What is a Credit Score?
  • A credit score is a number. It is based on your credit history. But it does not come with your free credit report unless you pay for it.
  • Your credit score is developed by a computer model based exclusively on the information in your credit report, and it is intended to predict, for example, how likely you are to repay your debts.
  • A high credit score means you have good credit. A low credit score means you have bad credit. Different companies have different scores. Low scores are around 300. High scores are around 700-850.
  • A key component of your credit score is how much you currently owe on each account compared to its original loan amount or credit limit.
  • If you are interested in knowing your credit score, you can order one for a small fee from a number of outlets, most of them accessible online. When doing so, though, think carefully before signing up for a subscription to additional services, which can be costly.
Your Credit History
  • Your credit history includes how many credit cards do you have, how many loans do you have, and if you pay your bills on time. If you have a credit card or a loan from a bank, you have a credit history. Companies collect information about your loans and credit cards.
  • You might not have a credit history if you have not had credit card, you have not gotten a loan from a bank or credit union. Without a credit history, it can be harder to get a job, an apartment, or even a credit card.
  • If you need to build your credit history, you will need to pay bills that are included in a credit report.
Building Good Credit
  • No credit is often just as bad as poor credit to a lender. If you have no credit history, build it wisely by applying for No Credit Needed payment options and make all of your payments on time.
  • Pay your loans and other bills on time. Even if you fell into trouble in the past, you can rebuild your credit history by beginning to make payments as agreed. Paying your debts on time will have a positive effect on your credit score and can improve your access to credit.
  • Utility bills that are in your name can help build credit. Sometimes, you can get a store credit card that can help build credit. A secured credit card also can help you build your credit.
  • To help show that you have not borrowed too much, try to minimize how much you owe in relation to your credit limit. Don’t automatically close credit card accounts that have been paid in full and haven’t been used recently because that may lower your available credit. However, you may want to close a card with a zero balance if you pay a monthly fee for the card.
Take Control of Your Credit
  • If you believe you cannot repay your creditors, contact them immediately and explain your situation. Ask about renegotiating the terms of your loan, including the amount you repay. Reputable credit counseling organizations also can help you develop a personalized plan to solve your money problems, but less-reputable providers offer questionable or expensive services or make unsubstantiated claims.
  • Placing a credit freeze allows you to restrict access to your credit report. This is important after a data breach or identity theft when someone could use your personal information to apply for new credit accounts. You have the right to place or lift a credit freeze for free. You can place a freeze on your own credit files and on those of your children age 16 or younger.
  • Anyone who denies you credit, housing, insurance, or a job because of a credit report must give you the name, address, and telephone number of the credit reporting agency (CRA) that provided the report. Under the Fair Credit Reporting Act (FCRA), you have the right to request a free report within 60 days if a company denies you credit based on the report.
  • If you have a problem with credit reporting, you can file a complaint with the Consumer Financial Protection Bureau (CFPB).

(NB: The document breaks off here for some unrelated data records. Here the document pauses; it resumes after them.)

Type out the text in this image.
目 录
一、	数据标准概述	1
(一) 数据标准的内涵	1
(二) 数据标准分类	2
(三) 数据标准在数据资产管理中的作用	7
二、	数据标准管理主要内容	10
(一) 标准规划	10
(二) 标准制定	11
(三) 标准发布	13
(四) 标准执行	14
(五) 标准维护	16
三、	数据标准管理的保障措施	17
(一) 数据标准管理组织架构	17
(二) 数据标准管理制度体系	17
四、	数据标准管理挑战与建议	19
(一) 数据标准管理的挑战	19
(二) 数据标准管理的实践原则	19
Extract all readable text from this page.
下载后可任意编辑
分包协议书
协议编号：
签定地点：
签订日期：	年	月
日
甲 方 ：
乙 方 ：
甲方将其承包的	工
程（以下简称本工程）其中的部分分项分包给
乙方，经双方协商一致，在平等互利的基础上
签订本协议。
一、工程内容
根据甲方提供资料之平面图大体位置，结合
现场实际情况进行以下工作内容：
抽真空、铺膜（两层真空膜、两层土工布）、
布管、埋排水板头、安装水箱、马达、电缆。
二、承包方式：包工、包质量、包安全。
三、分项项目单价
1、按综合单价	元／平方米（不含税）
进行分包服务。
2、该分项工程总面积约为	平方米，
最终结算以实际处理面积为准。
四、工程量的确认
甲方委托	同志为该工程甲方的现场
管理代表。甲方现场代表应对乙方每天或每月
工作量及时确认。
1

Consumer Financial Protection Bureau (CFPB)

Credit Reports and Scores
FDIC Credit Reports and Scores

FTC: Credit Freeze FAQs

Money Management – Back to Basics

Tuesday, April 19, 2022

A large percentage of the population is worried about their finances – across all income levels. Although some financial challenges are beyond our control, basic financial planning can equip you to handle whatever comes your way. Everyone needs to be empowered to make wise financial decisions.

There are 5 key components to managing your money: Earn, Spend, Save, Borrow, and Protect.



Before you begin spending, saving, and borrowing, you need to understand your paycheck to know how much money you are making. Do you make the same amount each pay period, or does that amount vary? Identify your gross and net income. You’ll also need to take into account any other deductions, such as your employer-sponsored health insurance and retirement plan.

Once you’ve determined your monthly net income, you are ready to spend responsibly, preferably with a personal budget.


A personal budget is simply a monthly plan for how you want to spend your money, but it is also a necessary tool to help you achieve your financial goals. Creating your monthly budget requires that you track your spending throughout the month. It’s helpful to break expenses into categories, but tailor it to fit your specific needs.

One of the most popular tools is the 50/30/20 rule. It recommends allocating 50% of your net income on basic needs, leaving 30% to spend on non-essentials and 20% for savings. This budget may not work for everyone, but it’s a great guideline for anyone who is new to the budgeting process.


We always hear how important it is to save money, but if we don’t have specific financial goals identified and a budget in place, it’s difficult to spend less than you earn. Ideally, your financial goals should include:

  • Saving for an emergency fund – Set aside some money in an emergency fund to give you peace of mind and prepare you for those unexpected expenses that may occur. Most financial experts recommend having at least three months’ worth of basic living expenses in an emergency fund.
  • Planning for retirement – It is never too early to start saving for retirement. A good rule of thumb is to set aside at least 10% of your take-home pay each month in a 401(k), IRA, or both.
  • Saving for a big purchase – Taking an expensive vacation, buying a car, or paying for a wedding? The sooner you start saving, the less you will need to put aside each month.
  • Paying off debt – Most of us have some kind of debt – student loans, credit cards, or car loans. Make sure you know the interest rates you are paying on your loans. Paying off higher interest loans on time or ahead of schedule can save you interest.


Even if you are frugal and have been diligently saving money, at some point you will probably need to borrow money to cover a large expense like a home or car. Borrowing money isn’t a bad thing as long as you know how to shop for a loan, pay it back responsibly, and protect your credit score.


As you begin putting these money management components in place, it’s important that you know how to protect the money you’ve made and saved. Review your bank account and credit card statements regularly for suspicious activity. Keep your confidential documents and passwords secure to prevent scams and identity theft. Determine the appropriate type of insurance to protect yourself in the event of an emergency.